The night was cool and the city was quiet. Too quiet. It was not yet Lights Out, but along the stark faces of the high rises there were more dark windows than lighted ones. A musky, watery smell came on a breeze from the river. There was little traffic on the boulevard. No one else was about. It was late.

“When did it stop?” she asked after they had walked in silence for a stretch.

“When did what stop?”

“InnerVoice.”

“It hasn’t.”

She halted and looked at him. “You just haven’t realized it yet. It’s gone.”

He shrugged. “I haven’t tried to do anything unsocial yet.”

“You’re doing it now.”

“I didn’t know evening walks were forbidden.”

“They’re not. There’s no need to forbid it. No one does anything that’s not on his daily schedule. It’s too risky. Don’t you know that?”

“No,” he said. “I’m new here.”

“Were you an Outperson?”

“Yeah. If that means a foreigner.”

“An Outperson is someone without InnerVoice. The whole world doesn’t have InnerVoice yet.”

He had wondered about the outside world, and about how much of the planet InnerVoice had under its control. There was no news at all on the screen, nothing except endless propaganda about heroic production efforts and quota overfulfillments.

“What do you know about Outpersons?” he asked.

“Nothing,” she said. “We haven’t been able to get any accurate news for years.”

“Who’s ‘we’?”

She started walking again. “People who’ve lost InnerVoice.”

“So, not everyone’s controlled.”

“No, not everyone.” She gave him a glum look. “But it might as well be everyone.

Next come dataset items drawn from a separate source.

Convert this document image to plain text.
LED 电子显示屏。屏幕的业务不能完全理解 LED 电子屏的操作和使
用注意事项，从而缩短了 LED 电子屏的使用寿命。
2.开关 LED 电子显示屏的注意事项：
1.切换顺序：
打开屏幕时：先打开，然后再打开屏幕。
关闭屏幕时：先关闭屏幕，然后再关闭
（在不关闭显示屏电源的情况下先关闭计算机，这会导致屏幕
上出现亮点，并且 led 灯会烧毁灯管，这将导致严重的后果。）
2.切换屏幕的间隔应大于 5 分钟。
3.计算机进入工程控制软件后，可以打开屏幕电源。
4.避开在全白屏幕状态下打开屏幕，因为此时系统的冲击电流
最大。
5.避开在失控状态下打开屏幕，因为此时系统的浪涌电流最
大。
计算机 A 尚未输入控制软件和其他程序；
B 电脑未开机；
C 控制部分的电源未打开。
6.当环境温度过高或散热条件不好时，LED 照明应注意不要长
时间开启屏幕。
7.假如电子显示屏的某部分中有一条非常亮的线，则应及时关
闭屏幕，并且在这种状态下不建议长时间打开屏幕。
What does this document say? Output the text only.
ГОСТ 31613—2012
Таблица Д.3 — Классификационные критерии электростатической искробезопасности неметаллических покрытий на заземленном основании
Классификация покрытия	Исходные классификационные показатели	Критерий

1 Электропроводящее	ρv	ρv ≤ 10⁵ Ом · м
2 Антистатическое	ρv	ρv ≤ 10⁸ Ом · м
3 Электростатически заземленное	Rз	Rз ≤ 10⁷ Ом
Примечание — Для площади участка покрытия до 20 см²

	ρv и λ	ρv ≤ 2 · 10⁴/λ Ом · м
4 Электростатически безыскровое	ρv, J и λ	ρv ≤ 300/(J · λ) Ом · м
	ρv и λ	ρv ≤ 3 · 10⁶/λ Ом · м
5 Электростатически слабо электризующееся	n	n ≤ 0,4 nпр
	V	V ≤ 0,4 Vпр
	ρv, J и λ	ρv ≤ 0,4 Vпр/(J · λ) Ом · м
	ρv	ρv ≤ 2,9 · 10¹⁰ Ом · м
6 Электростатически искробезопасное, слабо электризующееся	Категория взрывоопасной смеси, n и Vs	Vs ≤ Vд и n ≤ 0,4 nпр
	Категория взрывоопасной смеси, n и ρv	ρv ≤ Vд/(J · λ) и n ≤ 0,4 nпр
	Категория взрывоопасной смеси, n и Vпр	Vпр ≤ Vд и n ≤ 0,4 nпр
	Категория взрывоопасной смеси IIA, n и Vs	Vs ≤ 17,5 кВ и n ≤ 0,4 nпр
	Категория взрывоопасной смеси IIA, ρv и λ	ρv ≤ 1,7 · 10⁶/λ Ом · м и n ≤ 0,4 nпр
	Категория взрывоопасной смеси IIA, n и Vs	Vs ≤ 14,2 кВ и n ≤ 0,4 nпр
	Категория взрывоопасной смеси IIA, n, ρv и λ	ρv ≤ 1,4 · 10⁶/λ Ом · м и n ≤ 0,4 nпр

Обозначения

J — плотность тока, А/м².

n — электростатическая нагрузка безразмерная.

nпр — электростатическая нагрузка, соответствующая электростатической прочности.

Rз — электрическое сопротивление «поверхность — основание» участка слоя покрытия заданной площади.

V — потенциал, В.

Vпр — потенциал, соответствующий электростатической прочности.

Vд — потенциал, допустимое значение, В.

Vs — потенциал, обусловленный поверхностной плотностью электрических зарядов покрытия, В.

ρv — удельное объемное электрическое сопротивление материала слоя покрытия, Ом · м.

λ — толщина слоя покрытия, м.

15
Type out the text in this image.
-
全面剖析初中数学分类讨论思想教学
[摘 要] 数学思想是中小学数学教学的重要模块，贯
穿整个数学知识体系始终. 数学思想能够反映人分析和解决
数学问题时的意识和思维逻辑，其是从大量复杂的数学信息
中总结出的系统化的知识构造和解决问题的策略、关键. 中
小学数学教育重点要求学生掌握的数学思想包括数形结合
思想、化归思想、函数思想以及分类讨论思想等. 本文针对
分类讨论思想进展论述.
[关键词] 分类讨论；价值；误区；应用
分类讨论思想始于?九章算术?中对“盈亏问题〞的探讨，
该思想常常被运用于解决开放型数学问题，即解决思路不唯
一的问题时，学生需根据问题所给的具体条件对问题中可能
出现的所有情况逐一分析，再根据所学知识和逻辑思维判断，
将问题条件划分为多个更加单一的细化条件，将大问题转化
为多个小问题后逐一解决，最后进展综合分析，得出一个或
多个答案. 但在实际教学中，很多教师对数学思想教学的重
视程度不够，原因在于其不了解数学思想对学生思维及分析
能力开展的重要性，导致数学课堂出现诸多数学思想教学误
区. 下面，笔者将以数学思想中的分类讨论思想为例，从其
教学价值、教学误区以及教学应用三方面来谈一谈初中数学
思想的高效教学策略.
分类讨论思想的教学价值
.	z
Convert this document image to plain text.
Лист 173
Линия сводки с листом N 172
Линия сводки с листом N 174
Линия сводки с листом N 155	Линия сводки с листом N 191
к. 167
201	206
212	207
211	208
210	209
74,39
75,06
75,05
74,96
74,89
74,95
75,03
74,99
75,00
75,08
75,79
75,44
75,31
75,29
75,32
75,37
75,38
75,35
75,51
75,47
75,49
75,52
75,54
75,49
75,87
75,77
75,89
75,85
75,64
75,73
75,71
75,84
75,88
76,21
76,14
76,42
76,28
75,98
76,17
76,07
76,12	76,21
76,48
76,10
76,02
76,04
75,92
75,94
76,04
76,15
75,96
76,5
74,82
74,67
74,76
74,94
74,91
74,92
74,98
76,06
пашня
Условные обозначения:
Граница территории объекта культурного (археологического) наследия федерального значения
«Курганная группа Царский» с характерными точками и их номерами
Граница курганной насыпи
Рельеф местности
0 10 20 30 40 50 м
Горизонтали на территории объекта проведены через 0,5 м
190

There are so few. You’re one, even if you don’t know it yet.”

“How do you know that you don’t have InnerVoice anymore?”

“Because I can do anything I want. Like go for walks in the evening, take an extra portion of food, not watch the screen when I don’t want to. I almost never do anymore.”

“No wonder. It’s awful stuff.”

She smiled. “See? You wouldn’t be able to say that if you hadn’t lost it.”

He shook his head. “I wish you were right. But they just shot me up with the gunk the other day. Can it fail that quickly?”

“We don’t know. Most maladapts lose InnerVoice in their late teens. That’s when I lost mine. I’m twenty-six now. And they haven’t caught on yet.”

“Is there danger that you’ll be found out?”

“Oh, of course. There’s always that danger. But you get used to it. The thing is, even though InnerVoice is silent, habits are hard to break. I don’t do anything really unsocial. Just little things.”

They turned a corner and walked toward the river.